Perbedaan mendasar antara homeless media dan media tradisional terletak pada SOP (Standard Operating Procedure) dan kode etik yang dimiliki. Media tradisional memiliki aturan yang ketat dalam menyajikan berita, seperti memastikan informasi yang disampaikan sudah diverifikasi, sesuai fakta & data, dan memenuhi standar jurnalistik. Sebaliknya, homeless media lebih mengutamakan kecepatan dalam menyebarkan informasi.

Meskipun demikian, homeless media juga ada yang menerapkan prinsip jurnalistik dalam menyebarkan berita. Hal ini dijelaskan oleh Frances Alexander dalam artikelnya yang berjudul Peran Homeless Media dalam Melakukan Penyebaran Informasi di Media Sosial Instagram (Studi pada Opini.id). Menurut penelitian tersebut, homeless media seperti Opini.id tetap menerapkan prinsip jurnalistik dalam pembuatan konten seperti validasi, konfirmasi dan ketetapan. Tapi tidak semua homeless media melakukan hal yang sama seperti yang Opini.id lakukan. Melalui platform Instagram, ada banyak homeless media yang isi kontennya hanya repost konten orang lain dan berita tidak lengkap.

Masalah homeless media muncul ketika kecepatan lebih diutamakan daripada akurasi. Hal ini sering menghasilkan informasi yang tidak utuh sehingga audiens cenderung membuat asumsi sendiri. Ketika hal ini terjadi, potensi bahaya meningkat karena dapat menimbulkan kebingungan di masyarakat dan memicu penyebaran hoaks.

Siapa yang Diuntungkan?

Salah satu keuntungan adanya homeless media adalah menyediakan akses informasi yang cepat untuk masyarakat. Isu-isu yang terabaikan oleh media massa juga bisa terangkat ke publik dan mendapat perhatian dari berbagai pihak. Contohnya, ketika ada jalan raya berlubang maka homeless media bisa menginformasikannya di media sosial agar beberapa pihak terkait segera menangani.
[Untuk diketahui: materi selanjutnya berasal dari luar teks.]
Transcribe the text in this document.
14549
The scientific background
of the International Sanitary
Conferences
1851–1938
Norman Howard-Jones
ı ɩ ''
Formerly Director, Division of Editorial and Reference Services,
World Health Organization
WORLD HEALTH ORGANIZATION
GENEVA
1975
Dari sisi lain, pengelola homeless media sudah pasti juga mendapat keuntungan finansial. Akun-akun homeless media itu bisa menghasilkan pendapatan dari pengiklan yang tertarik mempromosikan produk atau jasa yang mereka sediakan. Tarifnya pun bervariasi, mulai dari ratusan ribu hingga jutaan rupiah, tergantung dari jangkauan dan tingkat engagement media-media ini. Sayangnya, tidak semua homeless media selektif dalam memilih iklan yang mereka terima. Saya pernah menemukan iklan skincare abal-abal yang tentunya bisa merugikan audience jika membeli dan memakai produk tersebut.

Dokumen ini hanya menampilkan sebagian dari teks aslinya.